(This is a guest post by Sarah Harmon. Sarah is currently a PhD student at UC Santa Cruz studying artificial intelligence and natural language processing. Her website is NeuroGirl.com)
Click here to see a demo of Sarah’s work in action.
Using Repustate’s API to to get the most out of TripAdvisor customer reviews
I’m a big traveler, so I often check online ratings, such as those on TripAdvisor, to decide which local hotel or restaurant is worth my time. In this post, I use Repustate’s text categorization API to analyze the sentiment of hotel reviews, and - in so doing - work towards a better online hotel rating system.
Five-star scales aren’t good enough
The five-star rating scale is a standard ranking system for many products and services. It’s a fast way for consumers to check out the quality of something before paying the price, but it’s not always accurate. Five-star ratings are inherently subjective, don’t let raters say all they want to say, and force a generic labelling for a complex experience.
Asking people to write text reviews solves a few of these problems. Instead of relying on the five-star scale, we ask people to highlight the most memorable parts of their experience. Still, who has the time to read hundreds of reviews to get a true sense of what a hotel is like? Even the small sample of reviews shown on the first page could be unhelpful, unreliable or cleverly submitted by the hotel itself to make themselves look good. What we need is a way to summarize the review content - and ideally, we’d like a summary that’s specific to our own values.

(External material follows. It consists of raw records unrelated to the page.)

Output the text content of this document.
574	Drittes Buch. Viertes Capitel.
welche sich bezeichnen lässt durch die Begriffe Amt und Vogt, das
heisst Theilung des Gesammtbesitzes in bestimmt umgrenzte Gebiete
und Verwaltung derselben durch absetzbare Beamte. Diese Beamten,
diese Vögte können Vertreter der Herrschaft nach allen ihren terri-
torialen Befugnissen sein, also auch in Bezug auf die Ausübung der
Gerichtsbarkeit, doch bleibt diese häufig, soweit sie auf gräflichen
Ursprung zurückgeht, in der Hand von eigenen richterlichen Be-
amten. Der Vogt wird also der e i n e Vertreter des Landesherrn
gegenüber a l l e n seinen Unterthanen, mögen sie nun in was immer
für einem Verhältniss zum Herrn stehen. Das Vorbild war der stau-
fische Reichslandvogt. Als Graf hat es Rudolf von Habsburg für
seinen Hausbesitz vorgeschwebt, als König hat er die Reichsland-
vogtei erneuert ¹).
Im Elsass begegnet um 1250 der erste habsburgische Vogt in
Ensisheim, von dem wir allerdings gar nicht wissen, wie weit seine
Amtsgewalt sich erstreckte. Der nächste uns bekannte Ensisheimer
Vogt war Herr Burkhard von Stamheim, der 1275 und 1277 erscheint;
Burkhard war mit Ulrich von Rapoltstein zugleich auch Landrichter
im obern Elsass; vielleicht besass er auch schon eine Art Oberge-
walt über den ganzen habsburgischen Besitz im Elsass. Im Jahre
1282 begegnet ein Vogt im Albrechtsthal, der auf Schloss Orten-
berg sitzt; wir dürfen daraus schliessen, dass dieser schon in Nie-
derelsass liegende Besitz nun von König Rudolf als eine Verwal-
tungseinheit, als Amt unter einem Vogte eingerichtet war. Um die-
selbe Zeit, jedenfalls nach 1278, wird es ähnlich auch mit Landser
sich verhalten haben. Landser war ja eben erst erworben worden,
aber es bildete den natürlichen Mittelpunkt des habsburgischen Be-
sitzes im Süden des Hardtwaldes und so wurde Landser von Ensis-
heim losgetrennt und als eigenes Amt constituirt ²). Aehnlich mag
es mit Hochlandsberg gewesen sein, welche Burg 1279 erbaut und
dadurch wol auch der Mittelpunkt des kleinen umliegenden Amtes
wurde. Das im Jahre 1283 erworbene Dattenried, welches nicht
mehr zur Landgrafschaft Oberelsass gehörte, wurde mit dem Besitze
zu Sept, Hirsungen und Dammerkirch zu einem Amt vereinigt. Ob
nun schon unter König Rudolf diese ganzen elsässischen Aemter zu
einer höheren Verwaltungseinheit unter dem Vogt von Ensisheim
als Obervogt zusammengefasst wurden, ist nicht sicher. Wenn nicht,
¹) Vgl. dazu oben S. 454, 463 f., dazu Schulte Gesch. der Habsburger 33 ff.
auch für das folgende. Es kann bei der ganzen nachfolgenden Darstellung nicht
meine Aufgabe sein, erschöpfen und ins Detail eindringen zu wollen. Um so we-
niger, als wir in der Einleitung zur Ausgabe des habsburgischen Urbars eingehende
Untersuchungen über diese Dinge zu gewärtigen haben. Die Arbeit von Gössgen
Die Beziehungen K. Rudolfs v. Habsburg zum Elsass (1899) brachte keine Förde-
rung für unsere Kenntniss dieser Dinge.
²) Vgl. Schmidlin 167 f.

Making a personalized hotel ranking system
Let’s take a look at a website that uses star ratings all the time: TripAdvisor, a travel resource that features an incredible wealth of user-reviewed hotels.

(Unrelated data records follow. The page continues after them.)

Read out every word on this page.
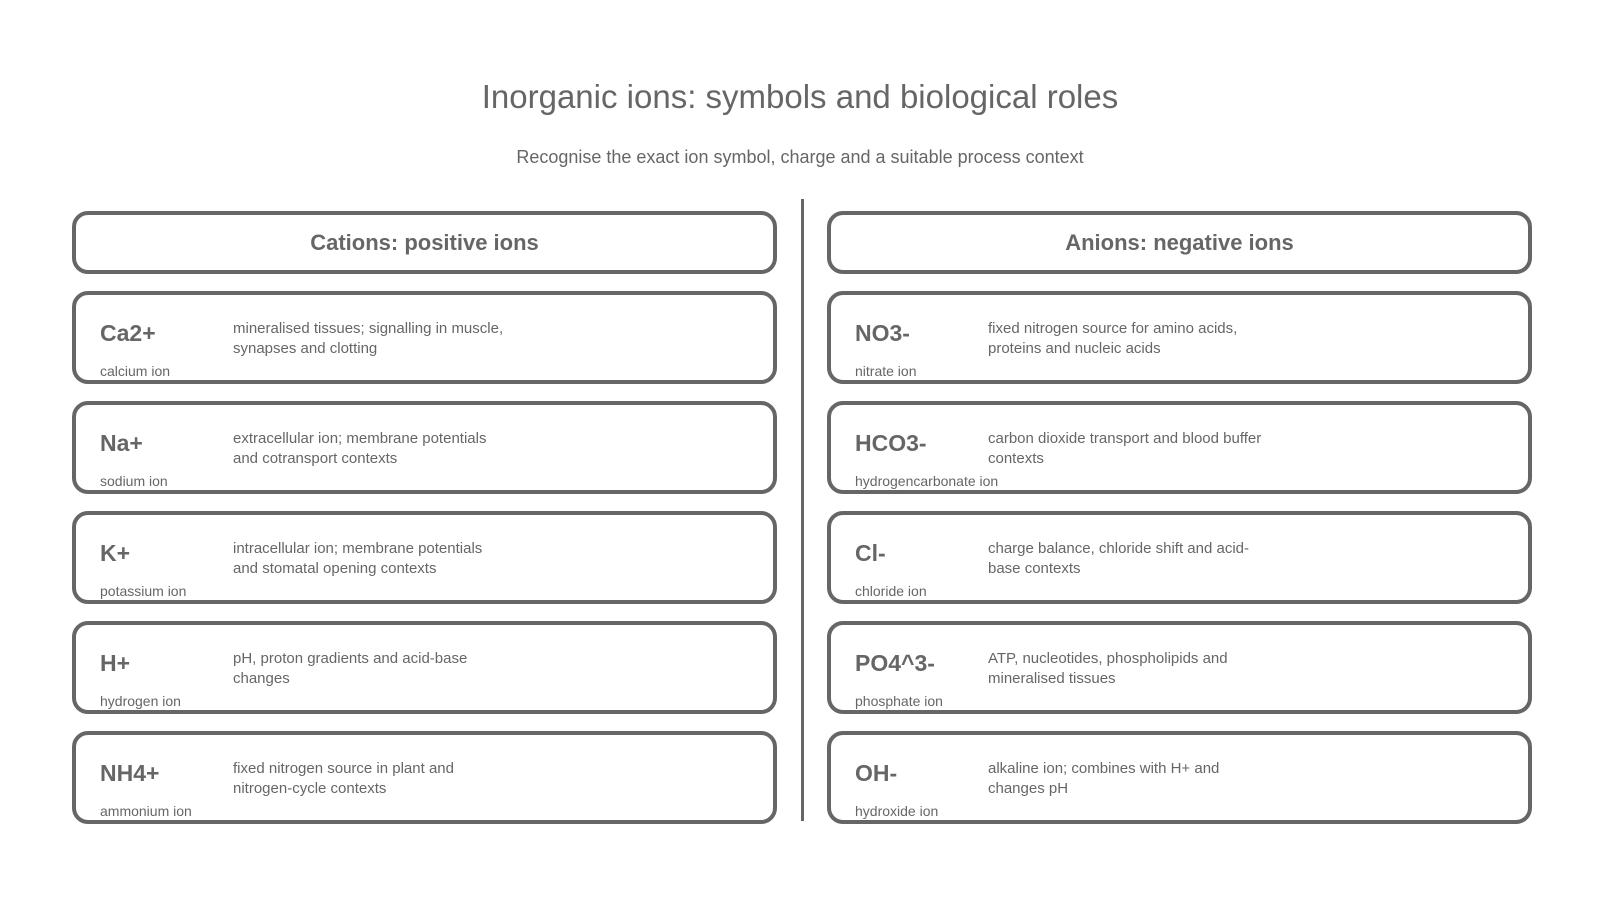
Inorganic ions: symbols and biological roles
Recognise the exact ion symbol, charge and a suitable process context
Cations: positive ions
Ca2+
calcium ion
mineralised tissues; signalling in muscle, synapses and clotting
Na+
sodium ion
extracellular ion; membrane potentials and cotransport contexts
K+
potassium ion
intracellular ion; membrane potentials and stomatal opening contexts
H+
hydrogen ion
pH, proton gradients and acid-base changes
NH4+
ammonium ion
fixed nitrogen source in plant and nitrogen-cycle contexts
Anions: negative ions
NO3-
nitrate ion
fixed nitrogen source for amino acids, proteins and nucleic acids
HCO3-
hydrogencarbonate ion
carbon dioxide transport and blood buffer contexts
Cl-
chloride ion
charge balance, chloride shift and acid-base contexts
PO4^3-
phosphate ion
ATP, nucleotides, phospholipids and mineralised tissues
OH-
hydroxide ion
alkaline ion; combines with H+ and changes pH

Here’s a simplified example of how you can use CasperJS to view the star ratings for every listed hotel from New York:
In a similar fashion, I used Python and CasperJS to retrieve a sample of 100 hotels each from five major locations - Italy, Spain, Thailand, the US, and the UK - and retrieved the top 400 English reviews from each hotel as listed on TripAdvisor. To ensure that each stored review was in English, I relied on Python’s Natural Language Toolkit. Finally, I called on the Repustate API to analyze each review using six hotel-specific categories: food, price, location, accommodations, amenities, and staff.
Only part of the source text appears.